More resources are needed for health and health facilities, pharmaceuticals and medical equipment.
A crisis provides the necessity and opportunity to reform. We now have not one but three crises of a virus-hit economy, expensive crude oil and war threats at multiple global locations. As a patriotic citizen, honest taxpayer and conscientious voter, I have the following humble suggestions to make to reduce Budget deficit and inflation so that more resources become available for health and other essential services mentioned at the end:
1. To improve tax compliance, simplify tax structure and make it easy for both direct and indirect taxpayers and entities of all categories to file their tax returns. A simple process should make it possible to automate assessment and provide online refunds immediately without manual intervention, thus also reducing staff requirement. The tax authorities can then focus on big data, analytics and artificial intelligence to ferret out tax evaders and thus improve upon the abysmally low percentage of population in the tax net. Quick resolution of tax disputes without legal recourse is essential for ease of doing business. An incentive like a cashback or a government services priority pass or a unique reward should be offered to honest taxpayers for early correct payment of taxes and filing of returns.
2. The grey economy needs to be drawn into the formal economy. While GST has been a major reform, demonetisation hit the terrorists and Naxalites, but was less effective against black money because most of the unaccounted wealth is hidden as gold and land assets, often benami. Regulation of gold trade and money lending; digitisation of land records and proof of source of funds would gradually reduce this problem.
3. Corruption is a cancer that destroys the economy. Transparent crowd sourced or public financed electioneering expenses and disqualification of unethical candidates and their proxies through an efficient quasi-judicial mechanism under the election commission is necessary. Corruption otherwise gets institutionalised from the top.
4. Petroleum import is the biggest contributor to inflation, trade deficit and pollution. Other than the present shift towards green energy, policy reform and financial incentives are needed to find green alternatives to petroleum derived products like plastics, petrochemicals and fertilisers.
5. Food grains, fruits and vegetables wastage can be tackled by setting up farmer cooperatives similar to milk cooperatives. These will help farmers with better inputs, training, cold storage, logistics, better returns, while controlling food price inflation and helping consumers. India can be a major food and seafood exporter.

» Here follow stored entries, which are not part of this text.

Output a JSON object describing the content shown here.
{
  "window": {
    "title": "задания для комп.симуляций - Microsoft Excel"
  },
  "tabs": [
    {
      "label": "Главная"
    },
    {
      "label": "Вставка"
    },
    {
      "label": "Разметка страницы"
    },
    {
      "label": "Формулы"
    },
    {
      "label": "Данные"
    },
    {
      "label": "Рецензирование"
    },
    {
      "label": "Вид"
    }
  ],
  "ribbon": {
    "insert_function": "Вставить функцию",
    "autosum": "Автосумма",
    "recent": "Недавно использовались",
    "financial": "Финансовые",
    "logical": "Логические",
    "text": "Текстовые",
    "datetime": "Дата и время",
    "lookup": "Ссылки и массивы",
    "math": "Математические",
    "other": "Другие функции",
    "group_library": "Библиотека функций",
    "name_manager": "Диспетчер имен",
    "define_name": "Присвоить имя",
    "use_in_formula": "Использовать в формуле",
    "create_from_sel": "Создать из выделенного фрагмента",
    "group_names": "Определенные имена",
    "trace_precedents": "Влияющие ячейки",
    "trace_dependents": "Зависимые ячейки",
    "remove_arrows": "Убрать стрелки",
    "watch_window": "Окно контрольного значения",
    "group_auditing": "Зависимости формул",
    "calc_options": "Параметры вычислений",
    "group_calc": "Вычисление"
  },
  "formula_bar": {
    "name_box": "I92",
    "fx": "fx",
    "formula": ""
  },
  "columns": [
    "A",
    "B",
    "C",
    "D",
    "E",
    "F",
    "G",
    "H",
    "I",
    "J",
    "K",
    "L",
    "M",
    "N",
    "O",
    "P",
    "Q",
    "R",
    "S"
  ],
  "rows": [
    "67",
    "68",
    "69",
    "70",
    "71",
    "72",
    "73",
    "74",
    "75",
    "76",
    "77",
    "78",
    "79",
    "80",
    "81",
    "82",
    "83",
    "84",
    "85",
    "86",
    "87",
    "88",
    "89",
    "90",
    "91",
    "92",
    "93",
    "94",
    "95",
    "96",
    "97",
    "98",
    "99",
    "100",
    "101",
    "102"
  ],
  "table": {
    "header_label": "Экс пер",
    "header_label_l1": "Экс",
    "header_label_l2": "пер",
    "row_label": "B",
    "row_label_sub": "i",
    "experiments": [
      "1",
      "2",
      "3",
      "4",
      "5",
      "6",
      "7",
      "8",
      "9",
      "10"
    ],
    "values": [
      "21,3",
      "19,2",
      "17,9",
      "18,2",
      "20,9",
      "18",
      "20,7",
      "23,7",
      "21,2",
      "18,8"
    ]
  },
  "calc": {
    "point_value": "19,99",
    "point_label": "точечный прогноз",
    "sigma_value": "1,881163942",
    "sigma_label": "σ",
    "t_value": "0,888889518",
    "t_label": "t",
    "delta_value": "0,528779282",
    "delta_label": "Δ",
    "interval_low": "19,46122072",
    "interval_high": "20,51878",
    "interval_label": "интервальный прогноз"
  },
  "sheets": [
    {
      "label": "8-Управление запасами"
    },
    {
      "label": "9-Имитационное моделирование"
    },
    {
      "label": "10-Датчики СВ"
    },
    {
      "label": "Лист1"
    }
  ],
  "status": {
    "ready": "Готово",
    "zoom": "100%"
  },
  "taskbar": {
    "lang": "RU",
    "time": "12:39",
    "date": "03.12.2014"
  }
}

Expenditure has been reduced by sealing leakages through direct payment to individuals and cutting subsidies and privatisation of PSUs. More resources are needed for health and health facilities, pharmaceuticals and medical equipment. Employment generation needs to be increased by allocating resources for education and skilling, infrastructure and logistics, agriculture technology and food processing, textiles and garments, strategic industries and defence production.
Dr P.S.Venkatesh Rao, is Consultant Endocrine, Breast & Laparoscopic Surgeon, Bengaluru.